Menurut sebuah penelitian di beberapa kota besar di Indonesia, angka perceraian di Indonesia mencapai 10 persen dan tak menutup kemungkinan jumlahnya akan terus meningkat. Pasalnya menurut penelitian tersebut, hanya 10 persen pasangan suami istri yang merasa bahagia dalam pernikahannya.
Sebanyak 80 persen pasangan bak "api dalam sekam". Artinya, seakan-akan terlihat tidak ada masalah yang sedang dihadapi, padahal tersimpan konflik yang tak kunjung tuntas.
Dra. Irna Minauli, M.Si., Direktur Minauli Consulting, mengemukakan bahwa apa pun pemicunya, keretakan rumah tangga lebih disebabkan karena ketidakmampuan pasangan dalam mengatasi konflik yang terjadi. Kemudian banyak pasangan menganggap perceraian bisa menjadi jalan keluar dari permasalahan. Ini yang menjadi penyebab angka perceraian di Indonesia mencapai 10 persen dari total perkawinan. "Padahal, perceraian justru bisa membawa banyak masalah baru. Mereka harus menyesuaikan terhadap masalah keuangan, seksual, sosial dan masalah praktis sehari-hari."
Belum lagi, ternyata risiko perceraian jauh lebih besar terjadi pada perkawinan kedua dan seterusnya. Di Amerika, misalnya, data perceraian mencapai 50 persen. Tapi ternyata pada pernikahan berikutnya setelah perceraian, angka itu meningkat menjadi 75 persen.
"Oleh karena itu, pikirkan berulang-ulang sebelum bercerai. Bahkan kalau perlu sampai ratusan kali. Jangan terlalu mudah untuk mengatakan cerai atau menggugat cerai, terutama bagi para istri karena seringkali kemudian menyesali keputusannya. Perceraian ternyata membawa dampak yang jauh lebih buruk terhadap dirinya dan anak," terang Irna.
Sebenarnya, lanjut Irna, setiap konflik yang terjadi dengan berbagai muara persoalan, bila tak sampai mengancam keselamatan salah satu pihak masih bisa "ditolerir" selama masih ada niat untuk memperbaikinya.
"Pernikahan terlalu berharga untuk dihancurkan hanya karena masalah-masalah yang masih bisa diperbaiki. Kecuali misalnya, kasus KDRT yang sudah mengancam keselamatan jiwa seseorang, termasuk anak. Anak yang terpapar kasus KDRT akan menerima efek buruk jangka panjang," tambahnya.

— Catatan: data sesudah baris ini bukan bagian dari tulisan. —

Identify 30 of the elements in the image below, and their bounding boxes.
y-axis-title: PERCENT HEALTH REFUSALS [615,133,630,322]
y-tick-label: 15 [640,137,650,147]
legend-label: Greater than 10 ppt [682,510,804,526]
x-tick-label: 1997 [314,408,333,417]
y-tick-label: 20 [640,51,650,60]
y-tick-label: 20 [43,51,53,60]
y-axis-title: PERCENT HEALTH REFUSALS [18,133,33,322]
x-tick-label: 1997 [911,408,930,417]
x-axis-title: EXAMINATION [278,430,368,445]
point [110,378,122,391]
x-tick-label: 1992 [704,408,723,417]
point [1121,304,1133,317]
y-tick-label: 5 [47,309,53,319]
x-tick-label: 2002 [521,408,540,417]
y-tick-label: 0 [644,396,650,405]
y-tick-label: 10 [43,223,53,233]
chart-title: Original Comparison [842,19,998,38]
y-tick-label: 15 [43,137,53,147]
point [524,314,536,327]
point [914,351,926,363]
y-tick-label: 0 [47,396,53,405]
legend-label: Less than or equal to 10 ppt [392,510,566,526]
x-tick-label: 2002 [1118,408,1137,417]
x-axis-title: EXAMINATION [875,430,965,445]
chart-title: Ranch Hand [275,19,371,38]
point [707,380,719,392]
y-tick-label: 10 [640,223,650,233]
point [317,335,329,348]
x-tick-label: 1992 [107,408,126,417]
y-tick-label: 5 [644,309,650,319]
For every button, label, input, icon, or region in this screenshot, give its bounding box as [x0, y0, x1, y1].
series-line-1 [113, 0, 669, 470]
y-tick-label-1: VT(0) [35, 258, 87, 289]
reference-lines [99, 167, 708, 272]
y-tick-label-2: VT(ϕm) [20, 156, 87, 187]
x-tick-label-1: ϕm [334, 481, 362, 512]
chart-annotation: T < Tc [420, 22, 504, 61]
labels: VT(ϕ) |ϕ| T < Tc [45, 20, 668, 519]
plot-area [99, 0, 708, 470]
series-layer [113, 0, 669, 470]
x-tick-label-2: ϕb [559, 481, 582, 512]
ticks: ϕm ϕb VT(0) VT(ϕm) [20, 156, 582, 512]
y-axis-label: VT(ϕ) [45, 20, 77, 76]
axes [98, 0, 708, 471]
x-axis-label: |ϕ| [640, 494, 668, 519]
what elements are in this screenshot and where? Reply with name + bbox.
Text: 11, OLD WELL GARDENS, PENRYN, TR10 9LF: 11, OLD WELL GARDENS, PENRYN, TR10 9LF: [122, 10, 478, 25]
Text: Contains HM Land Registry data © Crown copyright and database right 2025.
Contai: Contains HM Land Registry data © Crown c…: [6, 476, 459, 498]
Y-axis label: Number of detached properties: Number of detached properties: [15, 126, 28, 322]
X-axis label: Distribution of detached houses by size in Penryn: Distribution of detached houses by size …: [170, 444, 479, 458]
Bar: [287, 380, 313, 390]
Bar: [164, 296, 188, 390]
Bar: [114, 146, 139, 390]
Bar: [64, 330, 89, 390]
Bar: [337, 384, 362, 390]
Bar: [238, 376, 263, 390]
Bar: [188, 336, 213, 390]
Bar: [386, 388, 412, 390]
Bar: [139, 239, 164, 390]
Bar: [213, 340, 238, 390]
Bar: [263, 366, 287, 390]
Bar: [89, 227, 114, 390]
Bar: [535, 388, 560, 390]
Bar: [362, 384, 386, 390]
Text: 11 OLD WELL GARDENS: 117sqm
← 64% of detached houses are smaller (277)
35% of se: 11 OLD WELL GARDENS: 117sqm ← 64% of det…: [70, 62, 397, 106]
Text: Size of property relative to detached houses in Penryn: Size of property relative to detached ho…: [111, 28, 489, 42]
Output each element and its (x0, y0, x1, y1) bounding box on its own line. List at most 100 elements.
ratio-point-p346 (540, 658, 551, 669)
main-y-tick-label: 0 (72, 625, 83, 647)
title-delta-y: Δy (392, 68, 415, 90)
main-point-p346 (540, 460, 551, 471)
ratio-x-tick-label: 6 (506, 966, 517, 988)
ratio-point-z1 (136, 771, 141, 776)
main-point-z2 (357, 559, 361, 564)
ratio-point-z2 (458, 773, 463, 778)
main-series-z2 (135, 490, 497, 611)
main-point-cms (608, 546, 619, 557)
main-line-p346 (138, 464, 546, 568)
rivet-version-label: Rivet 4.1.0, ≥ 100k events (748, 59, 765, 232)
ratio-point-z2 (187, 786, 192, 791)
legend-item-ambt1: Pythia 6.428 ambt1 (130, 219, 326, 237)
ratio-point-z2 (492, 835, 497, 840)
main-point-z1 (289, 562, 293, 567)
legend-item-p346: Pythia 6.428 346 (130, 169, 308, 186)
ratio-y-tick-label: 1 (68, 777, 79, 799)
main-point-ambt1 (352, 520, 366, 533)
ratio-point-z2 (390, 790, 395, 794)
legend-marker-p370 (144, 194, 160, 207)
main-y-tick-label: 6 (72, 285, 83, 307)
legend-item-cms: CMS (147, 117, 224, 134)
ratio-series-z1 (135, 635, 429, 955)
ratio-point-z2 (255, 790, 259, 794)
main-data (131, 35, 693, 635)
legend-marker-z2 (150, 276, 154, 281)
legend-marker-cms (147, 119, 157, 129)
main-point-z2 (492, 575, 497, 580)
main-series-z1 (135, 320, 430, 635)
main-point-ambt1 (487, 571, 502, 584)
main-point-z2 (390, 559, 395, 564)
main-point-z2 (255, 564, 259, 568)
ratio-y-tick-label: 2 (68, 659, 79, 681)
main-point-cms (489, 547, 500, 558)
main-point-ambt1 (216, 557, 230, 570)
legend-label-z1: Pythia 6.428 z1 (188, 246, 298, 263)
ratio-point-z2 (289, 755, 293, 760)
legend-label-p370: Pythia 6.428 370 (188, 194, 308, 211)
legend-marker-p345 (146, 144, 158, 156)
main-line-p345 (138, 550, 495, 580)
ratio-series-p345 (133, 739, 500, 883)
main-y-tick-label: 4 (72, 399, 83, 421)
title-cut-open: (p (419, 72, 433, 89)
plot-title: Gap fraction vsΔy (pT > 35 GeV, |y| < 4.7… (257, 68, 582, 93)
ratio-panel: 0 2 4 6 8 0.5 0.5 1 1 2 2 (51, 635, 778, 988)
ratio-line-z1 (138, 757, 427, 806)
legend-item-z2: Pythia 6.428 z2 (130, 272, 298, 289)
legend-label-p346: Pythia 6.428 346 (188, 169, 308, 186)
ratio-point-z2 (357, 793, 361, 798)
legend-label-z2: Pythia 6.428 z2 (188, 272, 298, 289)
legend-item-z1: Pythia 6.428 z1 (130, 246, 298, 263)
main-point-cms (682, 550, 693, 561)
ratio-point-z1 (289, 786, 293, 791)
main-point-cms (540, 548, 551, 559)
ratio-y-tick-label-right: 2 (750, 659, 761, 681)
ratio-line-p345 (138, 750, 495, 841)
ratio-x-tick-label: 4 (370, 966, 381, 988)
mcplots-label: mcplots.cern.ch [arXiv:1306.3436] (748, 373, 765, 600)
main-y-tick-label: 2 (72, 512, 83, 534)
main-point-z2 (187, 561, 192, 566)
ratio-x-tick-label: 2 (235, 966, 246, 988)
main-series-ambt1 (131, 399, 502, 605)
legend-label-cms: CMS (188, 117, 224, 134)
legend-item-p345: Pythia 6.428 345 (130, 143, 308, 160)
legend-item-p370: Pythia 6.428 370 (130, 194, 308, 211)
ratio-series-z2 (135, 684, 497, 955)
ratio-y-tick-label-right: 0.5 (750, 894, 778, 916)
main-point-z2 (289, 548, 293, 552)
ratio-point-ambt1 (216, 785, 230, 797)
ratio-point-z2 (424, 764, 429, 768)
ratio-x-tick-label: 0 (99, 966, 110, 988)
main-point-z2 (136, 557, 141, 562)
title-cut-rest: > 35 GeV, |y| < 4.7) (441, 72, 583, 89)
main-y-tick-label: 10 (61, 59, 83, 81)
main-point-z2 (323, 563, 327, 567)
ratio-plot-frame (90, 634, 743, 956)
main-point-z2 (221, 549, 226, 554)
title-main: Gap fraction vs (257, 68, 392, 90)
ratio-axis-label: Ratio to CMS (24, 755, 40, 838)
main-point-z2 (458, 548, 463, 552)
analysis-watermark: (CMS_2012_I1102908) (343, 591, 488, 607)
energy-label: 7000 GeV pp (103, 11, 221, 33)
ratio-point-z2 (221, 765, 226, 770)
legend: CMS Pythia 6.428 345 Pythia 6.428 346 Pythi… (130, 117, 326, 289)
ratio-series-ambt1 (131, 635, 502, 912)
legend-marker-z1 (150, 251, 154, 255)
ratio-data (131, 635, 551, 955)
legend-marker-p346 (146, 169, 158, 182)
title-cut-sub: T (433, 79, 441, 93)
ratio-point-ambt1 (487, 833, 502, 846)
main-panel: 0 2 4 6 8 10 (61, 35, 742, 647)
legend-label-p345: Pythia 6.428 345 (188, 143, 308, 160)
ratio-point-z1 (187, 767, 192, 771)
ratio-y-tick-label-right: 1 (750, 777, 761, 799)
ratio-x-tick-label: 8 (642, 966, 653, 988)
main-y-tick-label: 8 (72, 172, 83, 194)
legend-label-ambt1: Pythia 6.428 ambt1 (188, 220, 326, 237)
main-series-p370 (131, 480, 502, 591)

Bila angka perceraian di Indonesia mencapai 10 persen, lantas bagaimana dengan perselingkuhan? "Jika masih bisa diselamatkan, ada baiknya pasangan mempertimbangkan untuk dapat memaafkan, meski tentu saja tidak mudah. Tidak mustahil suami atau istri yang bersedia memaafkan dapat kembali meraih kehidupan perkawinan bahagia. Semua memang tergantung niat untuk memperbaikinya."